Dit que l’expert devra adresser aux parties un document de synthèse, ou pré-rapport ;
— fixant, sauf circonstances particulières, la date ultime de dépôt des dernières observations des parties sur le document de synthèse, lesquelles disposeront d’un délai de 4 à 5 semaines à compter de la transmission du rapport ;
— rappelant aux parties, au visa de l’article 276 alinéa 2 du code de procédure civile, qu’il n’est pas tenu de prendre en compte les observations transmises au-delà du terme qu’il fixe.
Dit que l’expert répondra de manière précise et circonstanciée à ces dernières observations ou réclamations qui devront être annexées au rapport définitif dans lequel devront figurer impérativement :
— la liste exhaustive des pièces par lui consultées ;
— le nom des personnes convoquées aux opérations d’expertise en précisant pour chacune d’elle la date d’envoi de la convocation la concernant et la forme de cette convocation ;
— le nom des personnes présentes à chacune des réunions d’expertise ;
— la date de chacune des réunions tenues ;
— les déclarations des tiers entendus par lui, en mentionnant leur identité complète, leur qualité et leurs liens éventuels avec les parties ;
le cas échéant, l’identité du technicien dont il s’est adjoint le concours, ainsi que le document qu’il aura établi de ses constatations et avis (lequel devra également être joint à la note de synthèse ou au projet de rapport)

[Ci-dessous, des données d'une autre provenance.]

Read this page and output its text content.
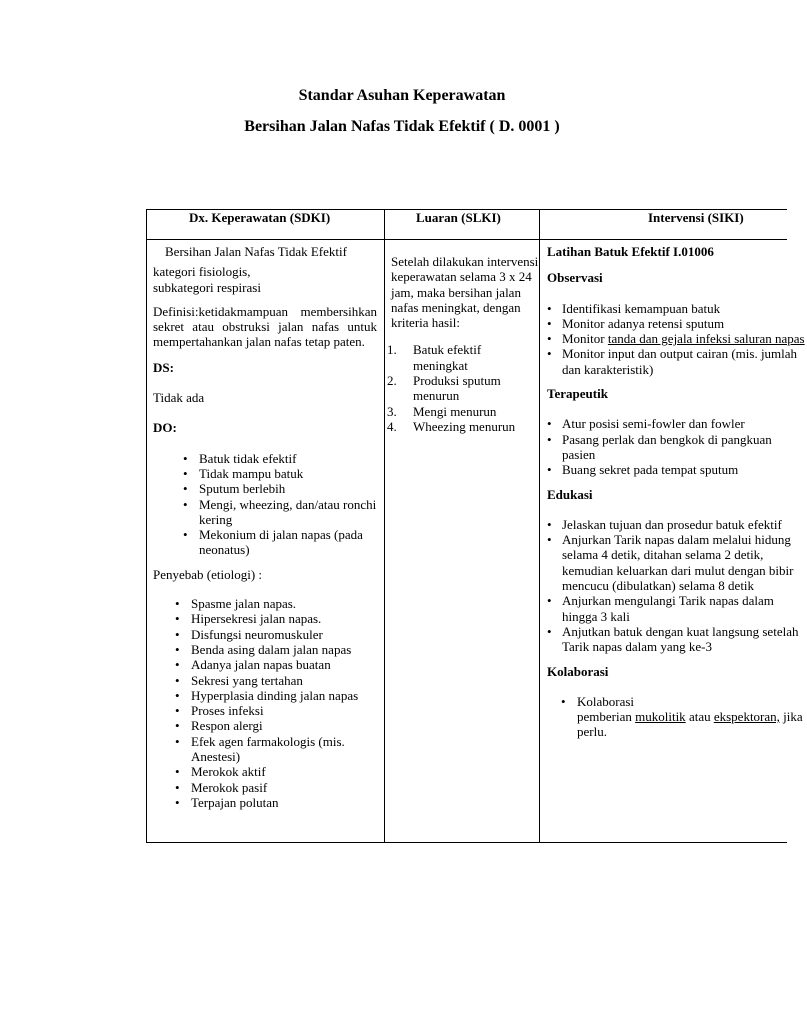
Standar Asuhan Keperawatan
Bersihan Jalan Nafas Tidak Efektif ( D. 0001 )
Dx. Keperawatan (SDKI)	Luaran (SLKI)	Intervensi (SIKI)

Bersihan Jalan Nafas Tidak Efektif

kategori fisiologis,

subkategori respirasi

Definisi:ketidakmampuan membersihkan sekret atau obstruksi jalan nafas untuk mempertahankan jalan nafas tetap paten.

DS:

Tidak ada

DO:

• Batuk tidak efektif
• Tidak mampu batuk
• Sputum berlebih
• Mengi, wheezing, dan/atau ronchi kering
• Mekonium di jalan napas (pada neonatus)

Penyebab (etiologi) :

• Spasme jalan napas.
• Hipersekresi jalan napas.
• Disfungsi neuromuskuler
• Benda asing dalam jalan napas
• Adanya jalan napas buatan
• Sekresi yang tertahan
• Hyperplasia dinding jalan napas
• Proses infeksi
• Respon alergi
• Efek agen farmakologis (mis. Anestesi)
• Merokok aktif
• Merokok pasif
• Terpajan polutan

Setelah dilakukan intervensi keperawatan selama 3 x 24 jam, maka bersihan jalan nafas meningkat, dengan kriteria hasil:

1. Batuk efektif meningkat
2. Produksi sputum menurun
3. Mengi menurun
4. Wheezing menurun

Latihan Batuk Efektif I.01006

Observasi

• Identifikasi kemampuan batuk
• Monitor adanya retensi sputum
• Monitor tanda dan gejala infeksi saluran napas
• Monitor input dan output cairan (mis. jumlah dan karakteristik)

Terapeutik

• Atur posisi semi-fowler dan fowler
• Pasang perlak dan bengkok di pangkuan pasien
• Buang sekret pada tempat sputum

Edukasi

• Jelaskan tujuan dan prosedur batuk efektif
• Anjurkan Tarik napas dalam melalui hidung selama 4 detik, ditahan selama 2 detik, kemudian keluarkan dari mulut dengan bibir mencucu (dibulatkan) selama 8 detik
• Anjurkan mengulangi Tarik napas dalam hingga 3 kali
• Anjutkan batuk dengan kuat langsung setelah Tarik napas dalam yang ke-3

Kolaborasi

• Kolaborasi
pemberian mukolitik atau ekspektoran, jika perlu.
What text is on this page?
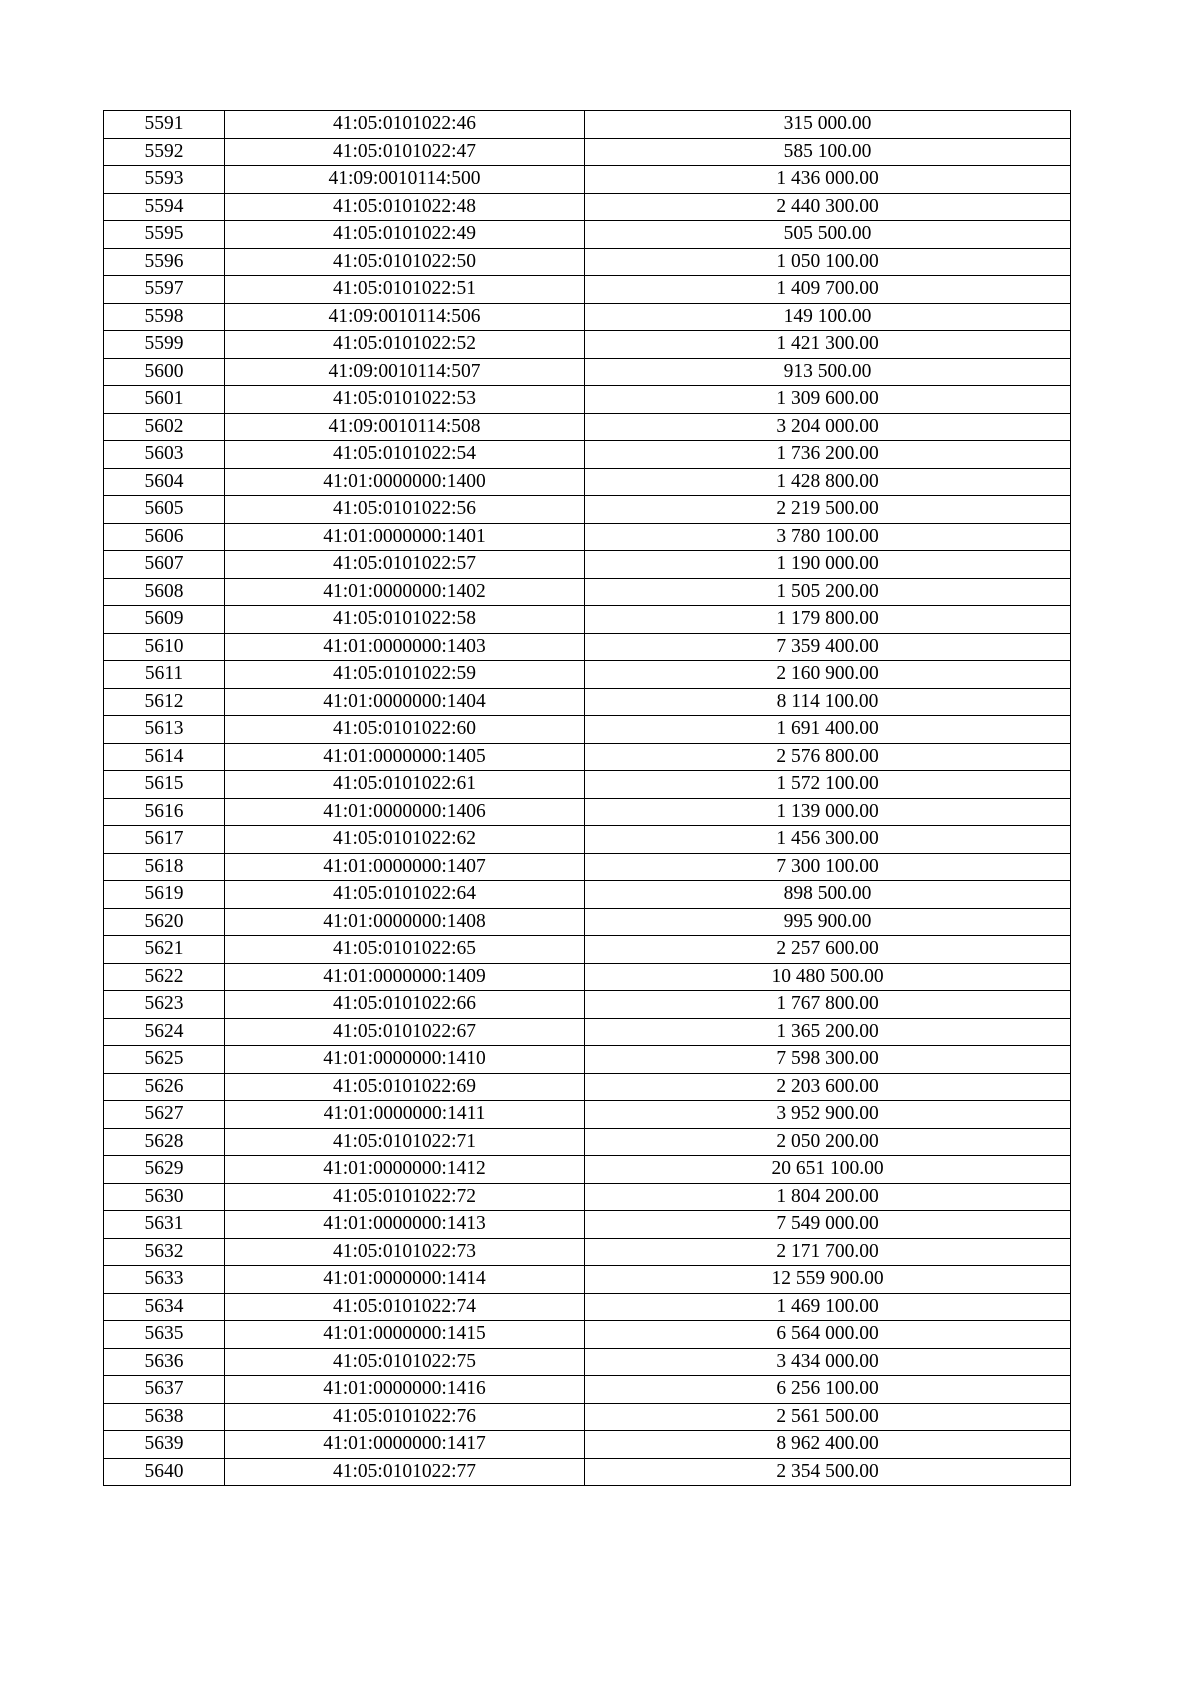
5591	41:05:0101022:46	315 000.00
5592	41:05:0101022:47	585 100.00
5593	41:09:0010114:500	1 436 000.00
5594	41:05:0101022:48	2 440 300.00
5595	41:05:0101022:49	505 500.00
5596	41:05:0101022:50	1 050 100.00
5597	41:05:0101022:51	1 409 700.00
5598	41:09:0010114:506	149 100.00
5599	41:05:0101022:52	1 421 300.00
5600	41:09:0010114:507	913 500.00
5601	41:05:0101022:53	1 309 600.00
5602	41:09:0010114:508	3 204 000.00
5603	41:05:0101022:54	1 736 200.00
5604	41:01:0000000:1400	1 428 800.00
5605	41:05:0101022:56	2 219 500.00
5606	41:01:0000000:1401	3 780 100.00
5607	41:05:0101022:57	1 190 000.00
5608	41:01:0000000:1402	1 505 200.00
5609	41:05:0101022:58	1 179 800.00
5610	41:01:0000000:1403	7 359 400.00
5611	41:05:0101022:59	2 160 900.00
5612	41:01:0000000:1404	8 114 100.00
5613	41:05:0101022:60	1 691 400.00
5614	41:01:0000000:1405	2 576 800.00
5615	41:05:0101022:61	1 572 100.00
5616	41:01:0000000:1406	1 139 000.00
5617	41:05:0101022:62	1 456 300.00
5618	41:01:0000000:1407	7 300 100.00
5619	41:05:0101022:64	898 500.00
5620	41:01:0000000:1408	995 900.00
5621	41:05:0101022:65	2 257 600.00
5622	41:01:0000000:1409	10 480 500.00
5623	41:05:0101022:66	1 767 800.00
5624	41:05:0101022:67	1 365 200.00
5625	41:01:0000000:1410	7 598 300.00
5626	41:05:0101022:69	2 203 600.00
5627	41:01:0000000:1411	3 952 900.00
5628	41:05:0101022:71	2 050 200.00
5629	41:01:0000000:1412	20 651 100.00
5630	41:05:0101022:72	1 804 200.00
5631	41:01:0000000:1413	7 549 000.00
5632	41:05:0101022:73	2 171 700.00
5633	41:01:0000000:1414	12 559 900.00
5634	41:05:0101022:74	1 469 100.00
5635	41:01:0000000:1415	6 564 000.00
5636	41:05:0101022:75	3 434 000.00
5637	41:01:0000000:1416	6 256 100.00
5638	41:05:0101022:76	2 561 500.00
5639	41:01:0000000:1417	8 962 400.00
5640	41:05:0101022:77	2 354 500.00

Fixe à la somme de 1.500 euros, le montant de la provision à valoir sur les frais d’expertise qui devra être consignée par demandeur par virement à la régie d’avances et de recettes du Tribunal (cf IBAN joint) mentionnant le numéro PORTALIS de la décision dans un délai de 2 mois à compter de la date du jugement;
Dit que l’original du rapport définitif (2 exemplaires) sera déposé au greffe de la 6ème chambre civile du Tribunal de grande instance de Bordeaux, tandis que l’expert en adressera un exemplaire aux parties et à leur conseil, dans un délai de 6 mois à compter de sa saisine, sauf prorogation expresse ;
Désigne le président de la 6ème chambre civile pour contrôler les opérations d’expertise ;
DEBOUTE Monsieur [W] [I] de sa demande de versement d’une provision complémentaire ;
RESERVE les demandes au titre des dispositions de l’article 700 du Code de procédure civile ;
JOINT les dépens de l’incident aux dépens du fond ;
RENVOIE l’affaire à l’audience de mise en état électronique du 14 octobre 2025 octobre 2025;
REJETTE toute demande plus ample au contraire.
Ainsi fait et jugé les an, mois et jour susdits.
La présente ordonnance a été signée par Louise LAGOUTTE, juge de la mise en état, et Elisabeth LAPORTE, greffier.